EXHIBIT 10.3

                        SETTLEMENT AND RELEASE AGREEMENT

         This SETTLEMENT AND RELEASE AGREEMENT (the "Settlement Agreement") is
made and entered into by and between Raymond J. Skiptunis (the "Executive") and
Power Efficiency Corporation (the "Corporation") is dated June 6, 2003 (the
"Effective Date").

                                   WITNESSETH

         WHEREAS, Executive is presently employed by the Corporation as Chief
Executive Officer pursuant to an Employment Agreement dated November 7, 2002;

         WHEREAS, Executive and the Corporation have engaged in discussions and
negotiations concerning Executive's continued employment by the Corporation as
Chief Financial Officer;

         WHEREAS, in an effort to preserve Executive's employment with the
Corporation and to provide certainty for all parties, the Corporation desires to
offer Executive continued employment as Chief Financial Officer of the
Corporation, pursuant to a new employment agreement (the "Employment
Agreement"), and Executive desires to accept this Employment Agreement and the
offer of continued employment on the terms and conditions set forth below;

         NOW, THEREFORE, in consideration of the premises and promises herein
contained, the parties agree as follows:

         1. New Employment Agreement.

         In exchange for Executive's release of claims and other promises as
described below, and upon the Effective Date of this Settlement Agreement, the
Corporation agrees to enter into the Employment Agreement and continue
Executive's employment pursuant to its terms. Executive acknowledges and agrees
that the Corporation's willingness to enter into the Employment Agreement
constitutes valuable and sufficient consideration for his promises contained
herein, and provides him with benefits and other consideration to which he would
not otherwise be entitled.

         2. Release Terms.

         In exchange for the Corporation's promise to continue his employment
pursuant to the Employment Agreement and for other valuable consideration,
Executive agrees to the following.

                  2.1 General Release of All Claims.
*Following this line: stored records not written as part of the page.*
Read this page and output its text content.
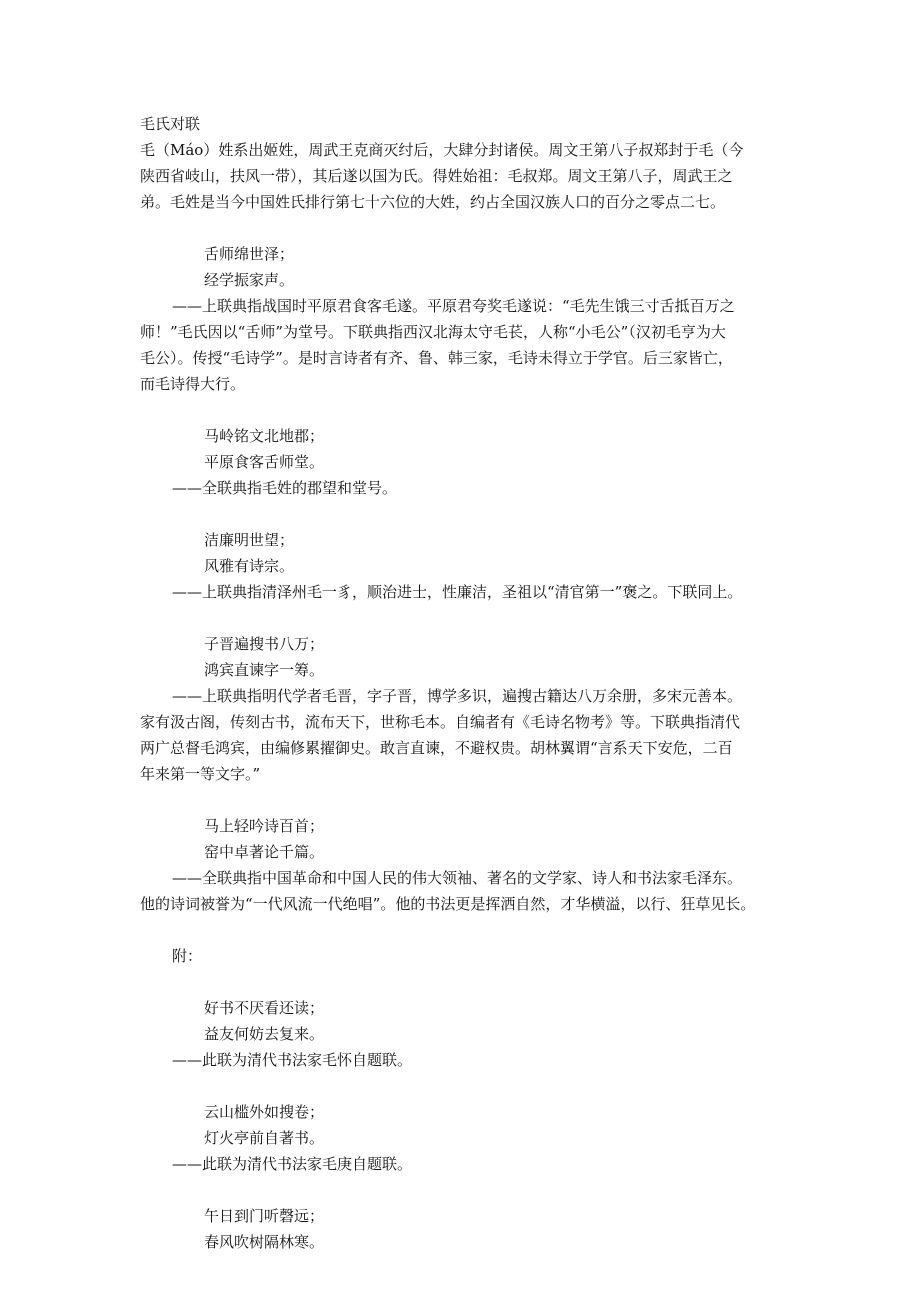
毛氏对联
毛（Máo）姓系出姬姓，周武王克商灭纣后，大肆分封诸侯。周文王第八子叔郑封于毛（今
陕西省岐山，扶风一带），其后遂以国为氏。得姓始祖：毛叔郑。周文王第八子，周武王之
弟。毛姓是当今中国姓氏排行第七十六位的大姓，约占全国汉族人口的百分之零点二七。
舌师绵世泽；
经学振家声。
——上联典指战国时平原君食客毛遂。平原君夸奖毛遂说：“毛先生饿三寸舌抵百万之
师！”毛氏因以“舌师”为堂号。下联典指西汉北海太守毛苌，人称“小毛公”（汉初毛亨为大
毛公）。传授“毛诗学”。是时言诗者有齐、鲁、韩三家，毛诗未得立于学官。后三家皆亡，
而毛诗得大行。
马岭铭文北地郡；
平原食客舌师堂。
——全联典指毛姓的郡望和堂号。
洁廉明世望；
风雅有诗宗。
——上联典指清泽州毛一豸，顺治进士，性廉洁，圣祖以“清官第一”褒之。下联同上。
子晋遍搜书八万；
鸿宾直谏字一筹。
——上联典指明代学者毛晋，字子晋，博学多识，遍搜古籍达八万余册，多宋元善本。
家有汲古阁，传刻古书，流布天下，世称毛本。自编者有《毛诗名物考》等。下联典指清代
两广总督毛鸿宾，由编修累擢御史。敢言直谏，不避权贵。胡林翼谓“言系天下安危，二百
年来第一等文字。”
马上轻吟诗百首；
窑中卓著论千篇。
——全联典指中国革命和中国人民的伟大领袖、著名的文学家、诗人和书法家毛泽东。
他的诗词被誉为“一代风流一代绝唱”。他的书法更是挥洒自然，才华横溢，以行、狂草见长。
附：
好书不厌看还读；
益友何妨去复来。
——此联为清代书法家毛怀自题联。
云山槛外如搜卷；
灯火亭前自著书。
——此联为清代书法家毛庚自题联。
午日到门听磬远；
春风吹树隔林寒。
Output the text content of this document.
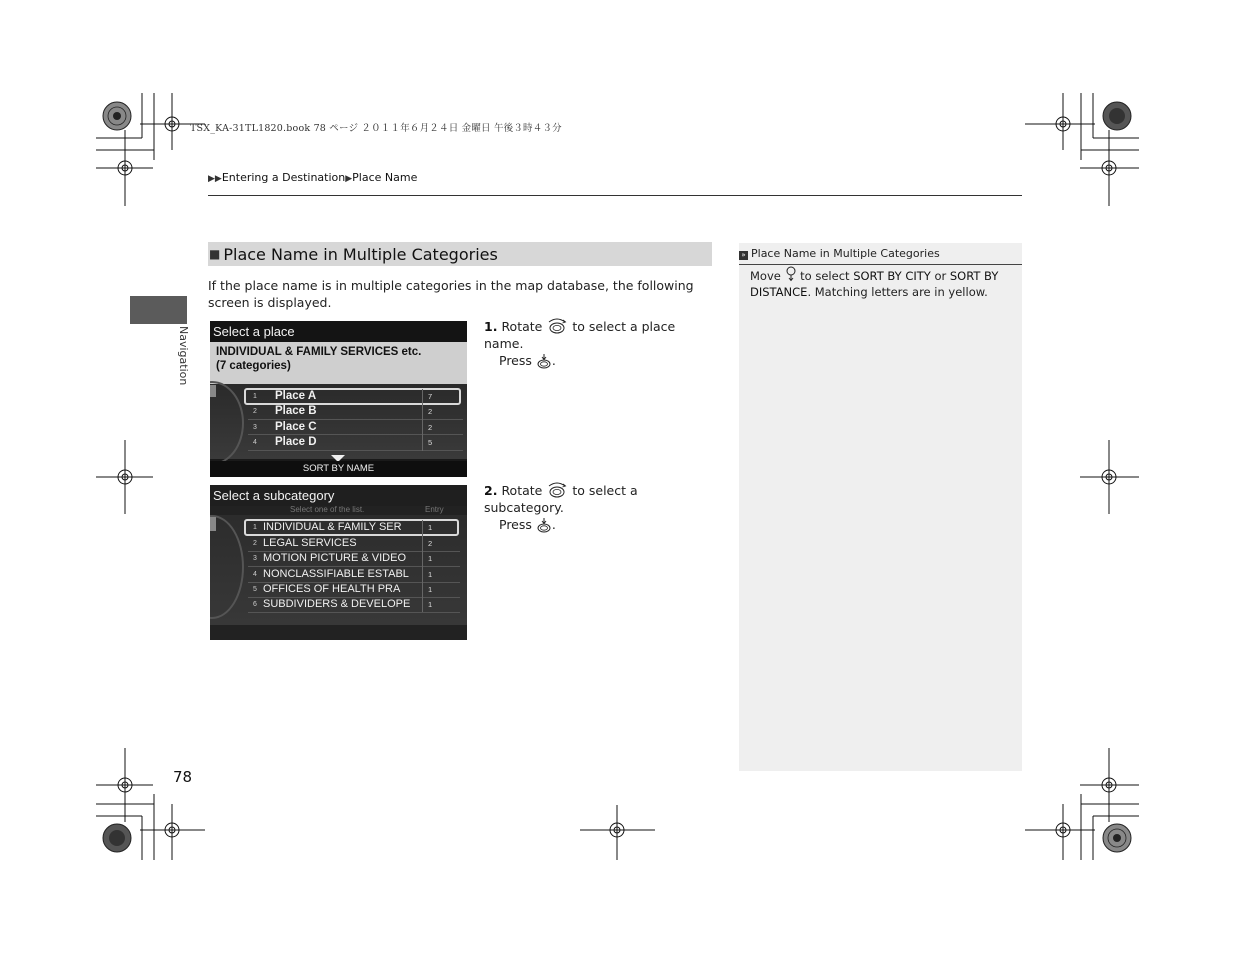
TSX_KA-31TL1820.book 78 ページ ２０１１年６月２４日 金曜日 午後３時４３分
▶▶Entering a Destination▶Place Name
Navigation
■ Place Name in Multiple Categories
If the place name is in multiple categories in the map database, the following screen is displayed.
Select a place
INDIVIDUAL & FAMILY SERVICES etc.
(7 categories)
1	Place A	7
2	Place B	2
3	Place C	2
4	Place D	5
SORT BY NAME
Select a subcategory
Select one of the list.	Entry
1 INDIVIDUAL & FAMILY SER	1
2 LEGAL SERVICES	2
3 MOTION PICTURE & VIDEO	1
4 NONCLASSIFIABLE ESTABL	1
5 OFFICES OF HEALTH PRA	1
6 SUBDIVIDERS & DEVELOPE 1
1. Rotate to select a place name.
Press .
2. Rotate to select a subcategory.
Press .
» Place Name in Multiple Categories
Move to select SORT BY CITY or SORT BY DISTANCE. Matching letters are in yellow.
78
Executive, on behalf of
himself, his heirs, assigns, estate and trustees, hereby releases and forever
discharges the Corporation, its parents, stockholders, subsidiaries, affiliates
and investors, and the officers, directors, trustees, employees, agents,
assigns, representatives, attorneys, insurers of each of these entities as well
as their employee benefit plans and the trustees, administrators and
parties-in-interest of such plans and all persons or entities acting by,
through, under or in concert with any of the foregoing persons or entities
(collectively "Releasees"), of and from any and all liabilities, claims,
obligations, promises, agreements, demands, damages, actions, charges,
complaints, cost, losses, debts and expenses (including attorney's fees and
costs), causes of action of every kind, known or unknown, disclosed or
undisclosed, matured or unmatured, including, but not limited to, all claims
under state, federal, or common law, whether based in contract, tort, statute or
otherwise, and including but not limited to claims of discrimination, harassment
or retaliation and claims related to or arising from the Employment Agreement
between Executive and the Corporation dated November 7, 2002. The foregoing
release shall not apply to any claims based on any actions, omissions or events
which occur after the Effective Date of this Settlement Agreement.





                  2.2 Express Release of Claims for Age Discrimination. Without
limiting the scope of Section 2.1, Executive specifically acknowledges that his
releases under this Settlement Agreement include, without limitation, a full and
complete waiver of any and all claims and rights he may have under the federal
Age Discrimination in Employment Act ("ADEA") which prohibits discrimination
against employees because of their age. Executive understands that, as a result
of his execution of this Settlement Agreement, he will be forever barred from
asserting against Releasees any claims for age discrimination based on actions
or events occurring on or before the Executive signs this Settlement Agreement.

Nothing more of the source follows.